SuccessConnects — a University of Michigan program aimed at connecting students to helpful campus resources  hosted an orientation for first- and second-year students at Rackham Auditorium on Sunday afternoon. The program featured a series of speakers, workshops and engaging activities for new students to begin building peer relationships and get a glimpse of what SuccessConnects has planned for the upcoming academic year.

SuccessConnects is a program entering its second year through the Office of Academic Multicultural Initiatives. Dr. Robert Sellers, vice provost for Equity and Inclusion and chief diversity officer, created the program as a reaction to the University’s Diversity, Equity, and Inclusion initiative. It provides resources such as peer and staff advising for incoming first- and second-year students. The goal of the program is to grant students access to these resources early so they can maximize the University’s opportunities from the moment they arrive on campus.

Gloria Derr Taylor, director of the Office of Academic Multicultural Initiatives, emphasized the program’s successful retention rate last year, with 224 students continuing of its initial class of 250. So far, 478 students have registered this year, with about 100 students attending the orientation.

According to Taylor, the program primarily targets potential scholarship students, HAIL ScholarsDetroit Promise students, first generation college students, students from rural communities, students from outside the five major Michigan counties, GEAR UP students and students from Chicago charter schools.
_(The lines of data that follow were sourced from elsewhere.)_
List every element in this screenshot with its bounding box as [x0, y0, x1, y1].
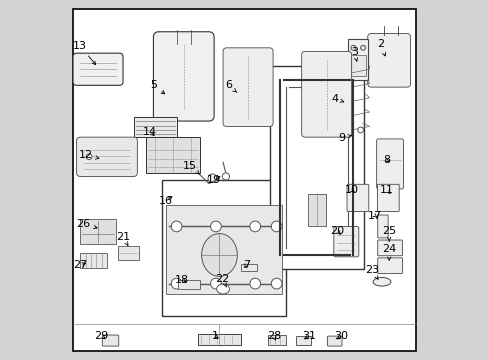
Text: 8: 8: [382, 156, 389, 165]
Bar: [80, 253, 107, 267]
Text: 7: 7: [242, 260, 249, 270]
Text: 31: 31: [302, 331, 316, 341]
Text: 18: 18: [175, 275, 189, 285]
Ellipse shape: [207, 174, 216, 183]
Ellipse shape: [216, 284, 229, 294]
Bar: [134, 117, 176, 137]
Ellipse shape: [350, 45, 355, 50]
Ellipse shape: [249, 278, 260, 289]
Text: 5: 5: [150, 80, 164, 94]
Bar: [198, 334, 241, 345]
Bar: [80, 219, 116, 244]
Text: 14: 14: [142, 127, 157, 137]
FancyBboxPatch shape: [367, 33, 410, 87]
FancyBboxPatch shape: [153, 32, 214, 121]
Bar: [118, 246, 139, 260]
Text: 30: 30: [334, 331, 348, 341]
FancyBboxPatch shape: [377, 258, 402, 274]
Text: 29: 29: [94, 331, 108, 341]
FancyBboxPatch shape: [376, 139, 403, 189]
Ellipse shape: [271, 278, 282, 289]
Text: 6: 6: [224, 80, 236, 93]
Ellipse shape: [210, 221, 221, 232]
Text: 28: 28: [266, 331, 280, 341]
Bar: [178, 280, 200, 289]
Ellipse shape: [171, 278, 182, 289]
Text: 10: 10: [344, 185, 358, 195]
Text: 24: 24: [381, 244, 395, 260]
Text: 17: 17: [367, 211, 381, 221]
Ellipse shape: [210, 278, 221, 289]
FancyBboxPatch shape: [333, 226, 358, 257]
Ellipse shape: [357, 127, 363, 133]
FancyBboxPatch shape: [326, 336, 341, 346]
Ellipse shape: [372, 278, 390, 286]
Bar: [350, 55, 365, 76]
Text: 9: 9: [337, 133, 351, 143]
FancyBboxPatch shape: [77, 137, 137, 176]
Bar: [162, 180, 285, 316]
Bar: [241, 264, 257, 271]
Text: 4: 4: [330, 94, 343, 104]
Bar: [165, 205, 282, 294]
Text: 12: 12: [78, 150, 99, 160]
Ellipse shape: [360, 45, 365, 50]
FancyBboxPatch shape: [223, 48, 272, 126]
Text: 25: 25: [381, 226, 395, 241]
Text: 3: 3: [350, 47, 357, 61]
FancyBboxPatch shape: [377, 215, 387, 238]
Text: 1: 1: [211, 331, 218, 341]
Text: 26: 26: [76, 219, 97, 229]
Text: 11: 11: [379, 185, 393, 195]
Ellipse shape: [271, 221, 282, 232]
Text: 16: 16: [159, 197, 173, 206]
Bar: [307, 194, 325, 226]
Bar: [267, 335, 285, 345]
FancyBboxPatch shape: [377, 184, 398, 211]
Text: 19: 19: [206, 175, 221, 185]
FancyBboxPatch shape: [73, 9, 415, 351]
Text: 22: 22: [215, 274, 229, 287]
Text: 27: 27: [73, 260, 87, 270]
Text: 13: 13: [73, 41, 96, 65]
Bar: [347, 39, 367, 80]
Bar: [146, 137, 200, 173]
Bar: [269, 66, 364, 269]
Text: 20: 20: [329, 226, 344, 236]
Ellipse shape: [201, 234, 237, 276]
Ellipse shape: [249, 221, 260, 232]
FancyBboxPatch shape: [377, 240, 402, 256]
FancyBboxPatch shape: [301, 51, 351, 137]
Text: 15: 15: [183, 161, 199, 174]
Ellipse shape: [171, 221, 182, 232]
Ellipse shape: [86, 154, 92, 159]
FancyBboxPatch shape: [73, 53, 123, 85]
Text: 2: 2: [376, 39, 385, 56]
FancyBboxPatch shape: [102, 335, 119, 346]
Text: 21: 21: [116, 232, 130, 246]
Ellipse shape: [222, 173, 229, 180]
Bar: [296, 336, 310, 345]
FancyBboxPatch shape: [346, 184, 368, 211]
Text: 23: 23: [365, 265, 379, 279]
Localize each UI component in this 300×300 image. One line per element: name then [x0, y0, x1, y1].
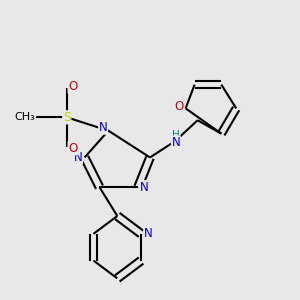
Text: N: N	[172, 136, 180, 149]
Text: N: N	[144, 227, 153, 240]
Text: H: H	[172, 130, 180, 140]
Text: N: N	[99, 121, 107, 134]
Text: N: N	[74, 151, 82, 164]
Text: O: O	[68, 80, 77, 93]
Text: S: S	[63, 111, 71, 124]
Text: O: O	[68, 142, 77, 155]
Text: N: N	[140, 181, 149, 194]
Text: CH₃: CH₃	[15, 112, 35, 122]
Text: O: O	[175, 100, 184, 113]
Taylor emphasized SuccessConnects recruits a cross-population of students.

“We try to get as broad of a base population that we can,” she said. “Any student can be part of it, but we do try to target students that may not have that support that they would ordinarily have.” 

The orientation began with several speakers, including keynote speaker and philosophy professor Derrick Darby.

Darby related his upbringing in New York City housing projects to assure the incoming SuccessConnects students that anyone can achieve success.

“Ordinary people can do extraordinary things by embracing the power of knowledge,” he said.

He highlighted his social justice work and his book, “Rights, Race, and Recognition,” focusing on the importance of public education as an equalizer.

“Education is leveling the playing field between the haves and the have-nots,” Darby said.

Students were broken up into three introductory workshops to give them a glimpse of the topics discussed throughout the school year, according to Taylor. One workshop focused on an overview of what it means to be a college student, the second workshop emphasized the importance of peer-to-peer relationships by connecting with other first-year students and the final workshop highlighted the University’s multicultural college environment.

Six interns assisted with planning and running the orientation event for new students. LSA sophomore Tiffany Chen interned for SuccessConnects over the summer, contacting incoming students, working on event marketing and sitting on the student advisory board, striving for a community aspect with its students.

“One of my favorite parts is the community,” Chen said. “I really appreciate that these people are there for you and they are really focused on you.”

Taylor explained the role of the intern student advisory board, saying, “It was a two-way street—we helped them develop individually and they helped us develop our program strategies.”

In addition to peer relationship building among the new students, the program also highlights mentorship as one of its fundamental resources. Academic Success Partners, a program from the office of AMI, involved peer-to-peer mentoring which matched an upperclassman with a freshman. The Success Coaches connected professionally trained SuccessConnects staff with incoming students.

Chen mentioned how her mentors guided her last year in choosing classes, easing into student life as a freshman and connecting her with other departments at the University that SuccessConnects has partnered. 

Taylor explained SuccessConnects partnerships with the University’s library system and the Career Center in assuring that students are receiving proper assistance.

In addition, the program begins providing resources for high school students and community college students before they arrive at the University.

LSA freshman Jolyna Chiangong first heard about the program when SuccessConnects staff came to her high school to assist students with scholarship searches. She emphasized how important the mentorship aspect of the program was to her as she prepared for college.

“It wasn’t just about resources, it was also about being our person. I would call one of the mentors and they would be more than happy to answer the phone and be there for you,” Chiangong said. “Maybe we don’t need anything but sometimes we just need someone to talk to.”

Business sophomore Kevin Liu found through his first year in SuccessConnects that he would like to be a future Academic Success Partner.

“I got the most out of ASPs. It is applicable to all freshmen – not just first-generations, not just people who have scholarship,” Liu said. “Every freshman should have some sort of peer mentorship especially the first year to get that connection to the resources they may need or want.”